The organization has goals to build its volunteer project and expand the types of services it can provide clients. Dill said in previous years, JAMLAC didn’t have much structure to its network of outside attorneys for pro bono work and just reached out to them as needed. Building a more cohesive network is a big part of Dill’s job, and she said outside attorneys who do pro bono work for JAMLAC often have expertise in an area of law that a client needs but falls outside the staff attorneys’ purview, such as if an immigration client needs a will put together.
“When I came on board, I started to look at the needs and also our strategic plan and saw how we could be more focused in targeting our volunteer project,” Dill said. “Some of the referrals and pro bono cases are cases that we do ourselves and that we can backstop, but some of them then would do something like a will.”
But the organization also sometimes works with volunteer attorneys whose regular practices are unrelated to their clients’ cases, but who want to get involved. “The first battle is finding the volunteer that’s willing,” Dill said.
Escobar said family law “can be a real rabbit hole” with the related legal issues that can often come up for clients.
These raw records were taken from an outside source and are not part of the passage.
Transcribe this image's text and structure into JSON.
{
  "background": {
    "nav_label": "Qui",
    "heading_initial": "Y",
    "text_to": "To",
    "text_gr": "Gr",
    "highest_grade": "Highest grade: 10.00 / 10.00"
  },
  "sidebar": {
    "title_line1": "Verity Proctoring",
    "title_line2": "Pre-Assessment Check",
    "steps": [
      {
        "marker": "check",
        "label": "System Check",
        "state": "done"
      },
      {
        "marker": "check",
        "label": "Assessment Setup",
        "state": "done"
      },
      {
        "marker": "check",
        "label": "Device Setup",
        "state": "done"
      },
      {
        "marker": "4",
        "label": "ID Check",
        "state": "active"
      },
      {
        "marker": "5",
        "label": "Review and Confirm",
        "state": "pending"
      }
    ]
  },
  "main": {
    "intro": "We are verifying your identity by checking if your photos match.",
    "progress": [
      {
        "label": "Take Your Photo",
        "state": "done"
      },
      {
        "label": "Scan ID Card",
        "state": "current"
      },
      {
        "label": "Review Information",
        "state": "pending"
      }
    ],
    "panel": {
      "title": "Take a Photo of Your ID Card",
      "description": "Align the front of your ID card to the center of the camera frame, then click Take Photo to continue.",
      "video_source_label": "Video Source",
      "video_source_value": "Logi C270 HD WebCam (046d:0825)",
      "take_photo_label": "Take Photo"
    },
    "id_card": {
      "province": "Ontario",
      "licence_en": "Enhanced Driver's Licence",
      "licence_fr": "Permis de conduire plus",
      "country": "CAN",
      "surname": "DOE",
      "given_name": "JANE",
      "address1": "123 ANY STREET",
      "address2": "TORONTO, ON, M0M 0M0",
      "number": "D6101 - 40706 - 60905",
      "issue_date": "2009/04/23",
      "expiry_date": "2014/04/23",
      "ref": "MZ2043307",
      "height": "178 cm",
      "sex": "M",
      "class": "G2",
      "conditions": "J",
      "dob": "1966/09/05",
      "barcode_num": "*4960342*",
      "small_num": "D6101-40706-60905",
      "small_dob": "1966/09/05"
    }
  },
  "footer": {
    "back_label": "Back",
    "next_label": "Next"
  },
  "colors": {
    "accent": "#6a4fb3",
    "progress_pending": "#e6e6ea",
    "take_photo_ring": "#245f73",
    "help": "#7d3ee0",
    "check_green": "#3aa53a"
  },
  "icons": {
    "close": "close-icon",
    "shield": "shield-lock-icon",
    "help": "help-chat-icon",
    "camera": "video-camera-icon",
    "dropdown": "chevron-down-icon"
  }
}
So when the organization works with volunteer attorneys, JAMLAC makes sure the attorney’s experience level with the legal issues matches up with the work the case will need, and the staff attorneys will help supervise them if needed.
For a volunteer attorney who doesn’t already specialize in family law, for example, “we’re not going to give them the complex divorce with kids and excess property,” Escobar said. “We’re going to give them the couple [with] no kids, no property, [to] just learn the process.”
Dill said attorneys who volunteer for JAMLAC have a range of backgrounds, from lawyers motivated by their religious faith to retired lawyers who still want to do philanthropic work. The organization puts on CLEs to train attorneys in the different types of work JAMLAC does, from protection orders to immigration.
“Our goal isn’t just to help the people that walk in our doors,” Dill said. “Our goal is to provide fulfilling opportunities for the lawyers too.”
Escobar talked about the reward of seeing clients thrive after making it through the low points of their struggles. He’s seen them open their own businesses, and their children grow up. The attorneys go to weddings and quinceañeras. “That’s the really fun side, is to see the life changes that they’re able to do. We’re just a little piece of it,” he said. “But it’s pretty special.”